Milhares de inquilinos na Espanha buscam prorrogar seus contratos de aluguel de forma extraordinária. Um decreto publicado em 21 de março permite a solicitação de extensões de até dois anos para contratos que vencem entre essa data e 31 de dezembro de 2027. A medida, parte de um pacote governamental para mitigar os efeitos econômicos da guerra no Irã, estabelece também um teto de 2% para a atualização anual das rendas.


A iniciativa tem gerado grande interesse, com sindicatos de inquilinos relatando um volume expressivo de consultas e downloads de modelos de comunicação para os proprietários.

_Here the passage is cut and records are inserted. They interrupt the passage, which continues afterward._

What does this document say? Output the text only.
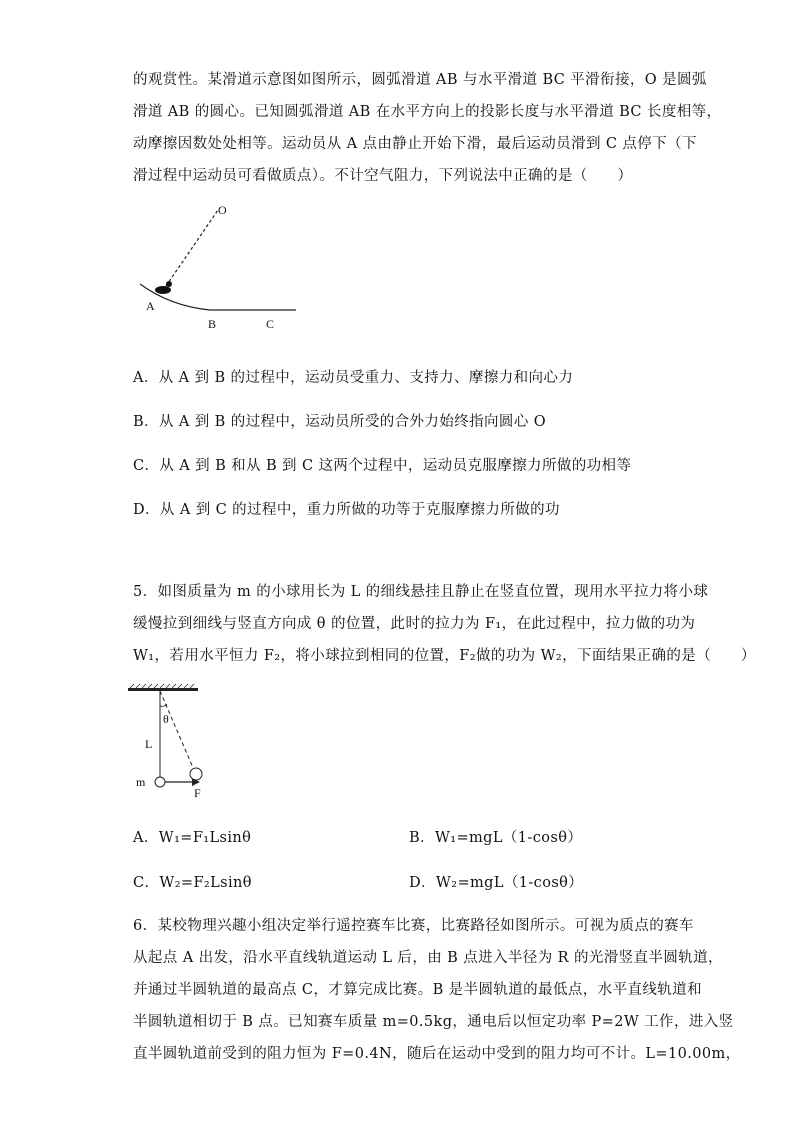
的观赏性。某滑道示意图如图所示，圆弧滑道 AB 与水平滑道 BC 平滑衔接，O 是圆弧
滑道 AB 的圆心。已知圆弧滑道 AB 在水平方向上的投影长度与水平滑道 BC 长度相等，
动摩擦因数处处相等。运动员从 A 点由静止开始下滑，最后运动员滑到 C 点停下（下
滑过程中运动员可看做质点）。不计空气阻力，下列说法中正确的是（　　）
O
A
B	C
A．从 A 到 B 的过程中，运动员受重力、支持力、摩擦力和向心力
B．从 A 到 B 的过程中，运动员所受的合外力始终指向圆心 O
C．从 A 到 B 和从 B 到 C 这两个过程中，运动员克服摩擦力所做的功相等
D．从 A 到 C 的过程中，重力所做的功等于克服摩擦力所做的功
5．如图质量为 m 的小球用长为 L 的细线悬挂且静止在竖直位置，现用水平拉力将小球
缓慢拉到细线与竖直方向成 θ 的位置，此时的拉力为 F₁，在此过程中，拉力做的功为
W₁，若用水平恒力 F₂，将小球拉到相同的位置，F₂做的功为 W₂，下面结果正确的是（　　）
θ
L
m
F
A．W₁=F₁Lsinθ	B．W₁=mgL（1-cosθ）
C．W₂=F₂Lsinθ	D．W₂=mgL（1-cosθ）
6．某校物理兴趣小组决定举行遥控赛车比赛，比赛路径如图所示。可视为质点的赛车
从起点 A 出发，沿水平直线轨道运动 L 后，由 B 点进入半径为 R 的光滑竖直半圆轨道，
并通过半圆轨道的最高点 C，才算完成比赛。B 是半圆轨道的最低点，水平直线轨道和
半圆轨道相切于 B 点。已知赛车质量 m=0.5kg，通电后以恒定功率 P=2W 工作，进入竖
直半圆轨道前受到的阻力恒为 F=0.4N，随后在运动中受到的阻力均可不计。L=10.00m，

O Sindicato de Inquilinos de Madrid informou mais de 200.000 visitas em sua página e cerca de 5.000 downloads de formulários. Em nível nacional, foram registradas 4.044 solicitações de informação, sendo 989 provenientes da Catalunha.
A formação política Sumar tem trabalhado para angariar apoio ao decreto, que pode perder validade ao chegar ao Congresso devido à oposição de partidos de direita. Apesar da falta de um registro oficial que quantifique o número de solicitações de prorrogação enviadas por burofax, cartas com comprovante ou e-mails certificados, fontes do setor imobiliário confirmam uma intensificação no uso desses canais.
Inquilinos relatam o envio de solicitações para garantir a permanência em seus imóveis, citando o aumento expressivo dos preços no mercado imobiliário. Muitos veem a prorrogação como um “balão de oxigênio” diante da dificuldade de encontrar novas moradias com valores acessíveis.
Debate Jurídico e Estimativas
Advogados especializados em direito imobiliário discutem a validade das prorrogações caso o decreto seja derrubado. Argumenta-se que, em algumas situações, contratos podem se reger pelo marco legal vigente à época de sua assinatura, mesmo que a legislação posterior seja alterada.
Apesar do alto volume de consultas e downloads de formulários, representantes do setor imobiliário indicam que a solicitação de prorrogação via burofax representa uma porcentagem mínima dos aluguéis. Eles alertam que as intervenções no mercado, como o controle de preços em zonas tensionadas, podem estar prejudicando o acesso à moradia para novos inquilinos.
O Ministério do Consumo considera a resposta social à prorrogação “esmagadora” e acredita que a organização dos inquilinos pode influenciar a decisão no Congresso. O ministério estima que mais de um milhão de contratos, beneficiando cerca de 2,6 milhões de pessoas, poderiam se enquadrar nas novas regras.